| School and Society: Historical and Contemporary Perspectives, 4/e Stephen E. Tozer,
The University of Illinois, Chicago Paul C. Violas Guy Senese,
Northern Arizona University
Diversity and Equity: Schooling Girls and Women
Professional Vocabulary- Beecher, Catherine
- An advocate of women's education who remained prominent through most of the 19th century and who argued that women's education should develop their intellectual capacities for better execution of responsibilities in the woman's sphere.
- college education of women
- Historically restricted to males, college-level education of women began to be more common in the 19th century as women's colleges were founded, of which several exist today, though some have merged with historically male colleges; most women throughout the 20th century were educated in coeducational institutions, though for most of the century women's professional options were concentrated in teaching, nursing, social work, and other female-dominated occupations.
- colonial education of women
- Generally available only to middle-class white girls and women, usually provided at home by parents and tutors, and often justified by the need for women to be able to read the Bible and teach their sons.
- cult of domesticity
- Emphasized in the 18th and 19th centuries; the general view that a woman's place is in the home, with the corollary view that women should be educated to execute the responsibilities of home and hearth.
- Grimke, Sarah M.
- A radical feminist political activist and author who was prominent in the first half of the 19th century.

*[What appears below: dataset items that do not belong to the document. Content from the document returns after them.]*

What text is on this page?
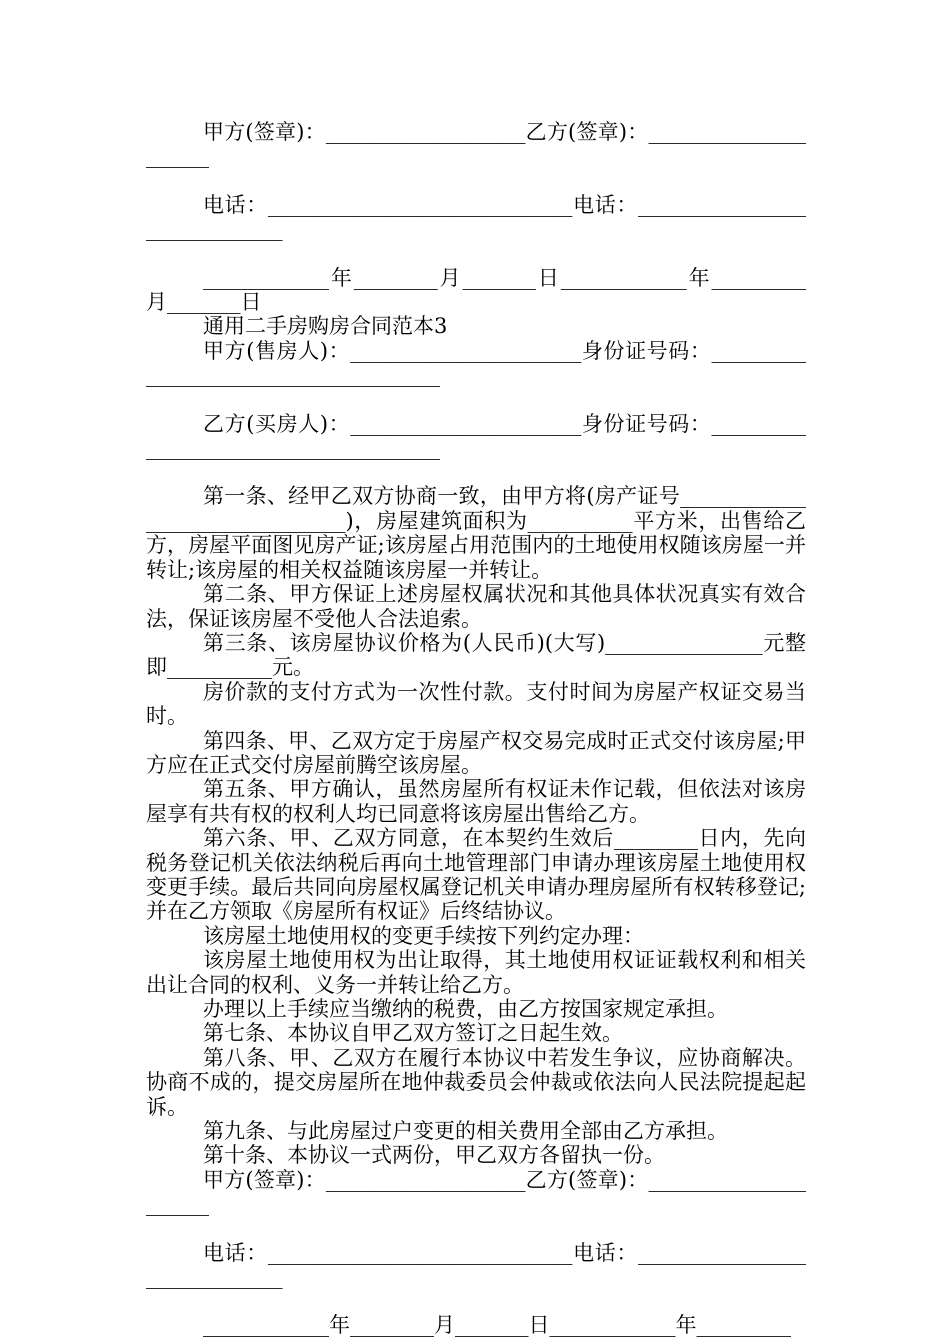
甲方(签章)：___________________乙方(签章)：_____________________

电话：_____________________________电话：_____________________________

____________年________月_______日____________年_________月_______日

通用二手房购房合同范本3

甲方(售房人)：______________________身份证号码：_____________________________________

乙方(买房人)：______________________身份证号码：_____________________________________

第一条、经甲乙双方协商一致，由甲方将(房产证号_______________________________)，房屋建筑面积为__________平方米，出售给乙方，房屋平面图见房产证;该房屋占用范围内的土地使用权随该房屋一并转让;该房屋的相关权益随该房屋一并转让。

第二条、甲方保证上述房屋权属状况和其他具体状况真实有效合法，保证该房屋不受他人合法追索。

第三条、该房屋协议价格为(人民币)(大写)_______________元整即__________元。

房价款的支付方式为一次性付款。支付时间为房屋产权证交易当时。

第四条、甲、乙双方定于房屋产权交易完成时正式交付该房屋;甲方应在正式交付房屋前腾空该房屋。

第五条、甲方确认，虽然房屋所有权证未作记载，但依法对该房屋享有共有权的权利人均已同意将该房屋出售给乙方。

第六条、甲、乙双方同意，在本契约生效后________日内，先向税务登记机关依法纳税后再向土地管理部门申请办理该房屋土地使用权变更手续。最后共同向房屋权属登记机关申请办理房屋所有权转移登记;并在乙方领取《房屋所有权证》后终结协议。

该房屋土地使用权的变更手续按下列约定办理：

该房屋土地使用权为出让取得，其土地使用权证证载权利和相关出让合同的权利、义务一并转让给乙方。

办理以上手续应当缴纳的税费，由乙方按国家规定承担。

第七条、本协议自甲乙双方签订之日起生效。

第八条、甲、乙双方在履行本协议中若发生争议，应协商解决。协商不成的，提交房屋所在地仲裁委员会仲裁或依法向人民法院提起起诉。

第九条、与此房屋过户变更的相关费用全部由乙方承担。

第十条、本协议一式两份，甲乙双方各留执一份。

甲方(签章)：___________________乙方(签章)：_____________________

电话：_____________________________电话：_____________________________

____________年________月_______日____________年_________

- Seneca Falls Convention of 1848
- Historically important conference on women's political and civil rights held in Seneca Falls, New York, featuring notable activists such as Elizabeth Cady Stanton and the abolitionist Frederick Douglas.
- Troy Female Seminary
- Founded by Emma Willard in 1821 in Troy, New York; a school for young women that prepared hundreds of schoolteachers for eastern schools before the normal school system was developed by Horace Mann.
- Willard, Emma Hart (1787-1870)
- The founder of the Troy Female Seminary in Troy, New York, and a prominent advocate of women's education.
- Wollstonecraft, Mary
- An 18th-century British feminist who argued for political and civil rights and equality for women and wrote that marriage was an ingenious device for enslaving women; author of Vindication of the Rights of Women (1792).